The rise and spread of antimicrobial resistance is a recognised threat to public health. While much attention has focused on the ‘superbugs’ themselves, the scientific community has largely ignored the plasmids, which act as vehicles for resistance and virulence, and rapidly spread among bacteria. This study investigates plasmids in important human pathogens, Shigella, which causes dysentery, and the gonococcus, a leading cause of sexually transmitted diseases (STD).

Shigella, which kills around 250,000 children worldwide every year, has emerged from ‘friendly bacteria’ after acquiring a single plasmid called pINV.

We will study how pINV is kept by Shigella and how it affects how the bacterium accumulates resistance plasmids. We will use similar approaches to study gonococcal plasmids. Understanding how plasmids are maintained in bacteria should enable us to design strategies to eliminate them, thereby eliminating resistance and virulence from bacteria.

In collaboration with Professor Chris Tang at Oxford University, we aim to decipher phylogenetic diversity and predict transmission pathway(s) of key MDR plasmid groups (so forth virulence plasmids) between commensal (human and animal origins) and enteropathogens (Shigella spp, non-typhoidal Salmonella, ExPEC, K. pneumoniae) identified in the same setting and at similar time frames.

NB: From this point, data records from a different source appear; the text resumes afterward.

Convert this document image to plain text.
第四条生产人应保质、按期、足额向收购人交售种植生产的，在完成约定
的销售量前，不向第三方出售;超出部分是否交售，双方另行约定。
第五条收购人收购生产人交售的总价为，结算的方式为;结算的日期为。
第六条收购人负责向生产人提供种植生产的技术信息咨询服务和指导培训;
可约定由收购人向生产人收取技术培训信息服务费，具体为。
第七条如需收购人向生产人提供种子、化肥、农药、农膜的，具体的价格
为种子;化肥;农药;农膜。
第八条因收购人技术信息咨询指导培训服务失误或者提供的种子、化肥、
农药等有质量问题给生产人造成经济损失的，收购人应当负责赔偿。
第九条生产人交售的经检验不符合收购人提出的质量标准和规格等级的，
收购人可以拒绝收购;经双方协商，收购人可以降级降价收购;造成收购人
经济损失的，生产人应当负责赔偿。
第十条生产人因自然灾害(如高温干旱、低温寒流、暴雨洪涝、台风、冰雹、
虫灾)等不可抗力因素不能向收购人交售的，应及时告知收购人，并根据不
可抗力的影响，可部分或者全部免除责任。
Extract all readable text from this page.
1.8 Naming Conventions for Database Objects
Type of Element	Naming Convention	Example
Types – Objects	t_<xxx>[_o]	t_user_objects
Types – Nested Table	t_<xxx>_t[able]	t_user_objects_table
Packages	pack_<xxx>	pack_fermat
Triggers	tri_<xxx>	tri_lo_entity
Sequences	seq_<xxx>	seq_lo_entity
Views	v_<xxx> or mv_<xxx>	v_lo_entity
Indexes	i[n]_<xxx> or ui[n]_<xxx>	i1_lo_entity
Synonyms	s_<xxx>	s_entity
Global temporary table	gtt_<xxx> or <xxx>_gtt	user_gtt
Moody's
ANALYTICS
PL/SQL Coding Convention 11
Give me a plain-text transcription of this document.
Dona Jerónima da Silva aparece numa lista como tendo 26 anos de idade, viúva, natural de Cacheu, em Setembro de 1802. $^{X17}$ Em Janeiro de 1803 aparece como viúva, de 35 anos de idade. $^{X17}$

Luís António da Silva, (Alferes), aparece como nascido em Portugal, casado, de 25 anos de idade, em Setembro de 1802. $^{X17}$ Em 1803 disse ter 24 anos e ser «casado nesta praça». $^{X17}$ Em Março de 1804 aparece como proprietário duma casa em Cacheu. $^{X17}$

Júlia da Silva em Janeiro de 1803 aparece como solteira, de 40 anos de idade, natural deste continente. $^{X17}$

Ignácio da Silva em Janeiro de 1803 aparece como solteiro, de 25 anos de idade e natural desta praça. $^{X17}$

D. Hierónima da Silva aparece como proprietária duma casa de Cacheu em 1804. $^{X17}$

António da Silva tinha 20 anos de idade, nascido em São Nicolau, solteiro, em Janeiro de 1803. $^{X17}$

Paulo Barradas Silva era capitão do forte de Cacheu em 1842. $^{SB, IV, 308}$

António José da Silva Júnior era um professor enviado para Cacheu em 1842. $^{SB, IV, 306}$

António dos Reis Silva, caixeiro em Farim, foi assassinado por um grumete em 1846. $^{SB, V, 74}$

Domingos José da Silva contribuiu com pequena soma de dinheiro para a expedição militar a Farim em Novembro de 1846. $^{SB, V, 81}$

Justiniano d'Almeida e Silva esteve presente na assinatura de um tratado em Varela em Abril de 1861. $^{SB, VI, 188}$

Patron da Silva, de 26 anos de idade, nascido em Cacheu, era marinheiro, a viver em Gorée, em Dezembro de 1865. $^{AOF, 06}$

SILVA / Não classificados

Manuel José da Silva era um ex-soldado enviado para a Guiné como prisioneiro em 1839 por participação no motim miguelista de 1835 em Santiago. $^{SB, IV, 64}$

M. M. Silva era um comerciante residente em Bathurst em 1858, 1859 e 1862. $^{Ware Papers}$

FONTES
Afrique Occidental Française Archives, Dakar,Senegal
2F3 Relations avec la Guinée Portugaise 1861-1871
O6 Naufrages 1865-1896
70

Additionally, we also investigate various exogenous factors (i.e. antibiotics, stress inducers) that may affect the plasmid transfer dynamics and the relevant molecular mechanisms, using transcriptomics and gene function assays.

Using comparative genomic analyses, we will also determine gene candidates that are important for plasmid transfer and stability and manipulate these plasmid genes using CRIPR-cas9 systems. We hope this approach will help to destabilize or remove MDR plasmids from the bacterial hosts at single cell and population levels.